The Asus TUF Gaming A14 (FA401EA) packs discrete-class graphics performance into a surprisingly portable form factor. Measuring just 1.98 cm (0.78 inches) thick and weighing 1.48 kg (3.26 lbs), the 14-inch gaming laptop features a 2560 x 1600 pixel 165 Hz display and AMD's new Ryzen AI Max+ 392 processor with integrated Radeon 8060S graphics. The laptop is available now for $2,200 (€2,024).

The Ryzen AI Max+ 392 is one of AMD's latest Strix Halo chips, featuring 12 cores and 24 threads with a 5 GHz boost clock and 76MB cache. Its integrated Radeon 8060S graphics delivers 40 compute units running at up to 2.9 GHz, providing performance comparable to discrete GPUs. The laptop comes configured with 32GB of soldered LPDDR5x-8000 memory and a 1TB PCIe Gen 5.0 SSD, with a second M.2 slot available for storage expansion.

For Linux users, the Radeon 8060S works well on modern distributions released in 2025 or later, with open-source Mesa RADV and AMDVLK drivers providing Vulkan support. Linux kernel 6.18.4 or newer is required for stability on the Strix Halo platform, with distributions like Fedora 42 and Ubuntu 25.04 providing good baseline compatibility. While Asus does not officially support Linux on this model, the underlying Strix Halo hardware benefits from upstream kernel support and community tooling through projects like asus-linux.org.
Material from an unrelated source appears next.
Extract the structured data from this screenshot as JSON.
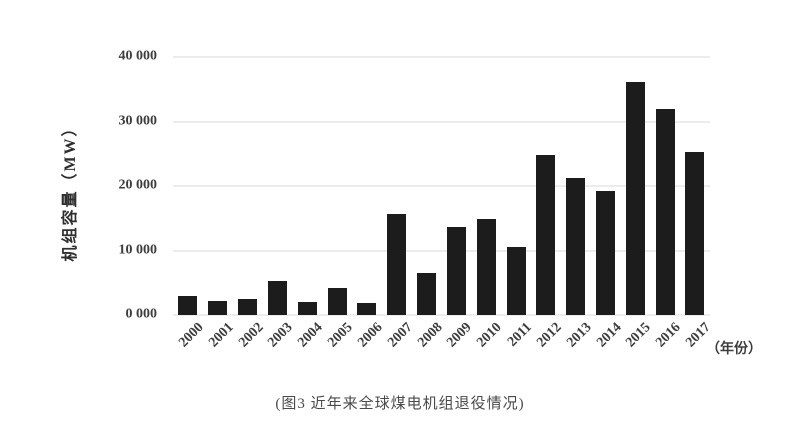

Port selection includes USB4 Type-C with 40 Gbps speeds plus video and charging support, a second USB 3.2 Gen 2 Type-C port with video output, two USB 3.2 Gen 2 Type-A ports, HDMI 2.1, a 3.5mm audio jack, and a UHS-II microSD card reader. Other features include a 73 Wh battery, WiFi 6E and Bluetooth 5.3, a 1080p IR webcam, and single-zone keyboard backlighting.

The Ryzen AI Max+ 392 sits slightly below the Ryzen AI Max+ 395 in AMD's lineup, trading four CPU cores and 4MB of cache for a lower price point while maintaining identical graphics capabilities. Both chips feature the same 40-compute-unit Radeon 8060S GPU running at 2.9 GHz, making the 392 a compelling option for gaming workloads where GPU performance matters more than maximum CPU core count.